Man passes out with 9 rings ‘strangling’ penis, scrotum: surgeons
What a ring-a-ling.
An Australian man had to be hospitalized after passing out with nine metal bands constricting his scrotum following a botched attempt to improve his performance in the boudoir.
Doctors detailed the case study’s “rare case of penile strangulation” — complete with his rescue by firefighters — in the medical journal Urology Case Reports.
The 44-year-old patient was rushed to the emergency room with “nine heavy duty industrial stainless-steel rings stuck around the base of the penis and scrotum” for a whopping 12 hours, according to the study authors.
The unfortunately soul, who was reportedly intoxicated at the time, had reportedly utilized his bizarre bedding bands in a half-baked attempt to maintain an erection during sexual intercourse.

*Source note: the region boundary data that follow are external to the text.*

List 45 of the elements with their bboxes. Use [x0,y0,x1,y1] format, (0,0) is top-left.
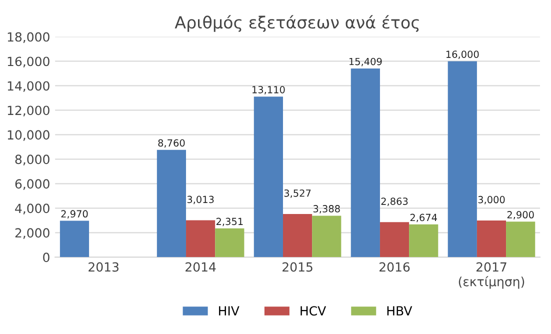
x-tick-label: 2017 (εκτίμηση) [458,262,524,289]
data-label: 2,351 [216,218,243,226]
bar [312,216,342,258]
data-label: 3,388 [313,205,340,214]
x-tick-label: 2013 [88,262,118,272]
bar [350,68,380,258]
y-tick-label: 0 [43,252,50,262]
y-tick-label: 2,000 [15,228,50,239]
y-tick-label: 6,000 [15,179,50,190]
data-label: 2,970 [61,210,88,219]
bar [186,220,216,258]
x-tick-label: 2016 [380,262,410,272]
bar [476,220,506,258]
data-label: 3,000 [478,196,505,204]
legend-label: HCV [300,306,326,316]
data-label: 13,110 [252,86,285,94]
data-label: 2,674 [410,214,437,222]
legend-label: HBV [387,306,412,316]
bar [506,222,536,258]
bar [409,224,438,258]
bar [60,220,90,258]
y-tick-label: 12,000 [8,106,50,116]
data-label: 3,013 [187,196,214,204]
x-tick-label: 2015 [282,262,312,272]
y-tick-label: 10,000 [8,130,50,141]
data-label: 8,760 [158,139,185,148]
data-label: 3,527 [284,189,311,198]
bar [380,222,410,258]
y-tick-label: 18,000 [8,32,50,43]
bar [156,150,186,258]
bar [448,61,477,258]
y-tick-label: 4,000 [15,204,50,214]
data-label: 2,900 [507,211,534,220]
bar [282,214,312,258]
data-label: 2,863 [381,198,408,206]
y-tick-label: 14,000 [8,81,50,92]
data-label: 15,409 [349,58,382,66]
y-tick-label: 8,000 [15,154,50,166]
y-tick-label: 16,000 [8,56,50,68]
bar [254,96,283,258]
x-tick-label: 2014 [186,262,216,272]
chart-title: Αριθμός εξετάσεων ανά έτος [174,15,419,32]
bar [215,228,244,258]
data-label: 16,000 [446,50,479,59]
legend-label: HIV [219,306,240,316]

He reportedly passed out following the hanky-panky session, after which he awoke three hours later in “significant pain.”
Following his failed game of ring toss, the sexperimenter reported the hospital in distress and agony.
A subsequent examination revealed that his groin was swollen, tender and bruised, whereupon doctors administered the patient intravenous anesthetics to alleviate his pain from his slinky-esque affliction.
Surgeons then attempted to removed the industrial-strength rings — which measured just 0.4 inches in diameter — using bolt cutters but to no avail.
Left with little other recourse, they enlisted the aid of the local fire-department, who arrived shortly thereafter and cut the rings off with an industrial-grade circular saw while he was under general anesthesia.
Due to the inherent risk of performing such a delicate surgery with power tools, surgeons placed a tongue depressor between the penis and the saw to prevent any mishaps.
Meanwhile, sterilizing the penis with saline solution helped mitigate the risk of a saw-induced thermal injury.
While the surgery was a success, the patient didn’t entirely emerge from the ordeal unscathed.
A cystoscopy — a procedure to look inside the bladder using a thin camera — found that the patient’s urethra was irritated and swollen, which required doctors to fit it with a catheter for one week.
Meanwhile, the patient — somewhat ironically — experienced minor erectile dysfunction following the saga.
This is far from the first time someone has suffered from agonizing scrotal constriction.
Last year, another Australian man nearly lost part of his penis after errant public hair ensnared the tip and cut off its circulation like a grotesque garrote.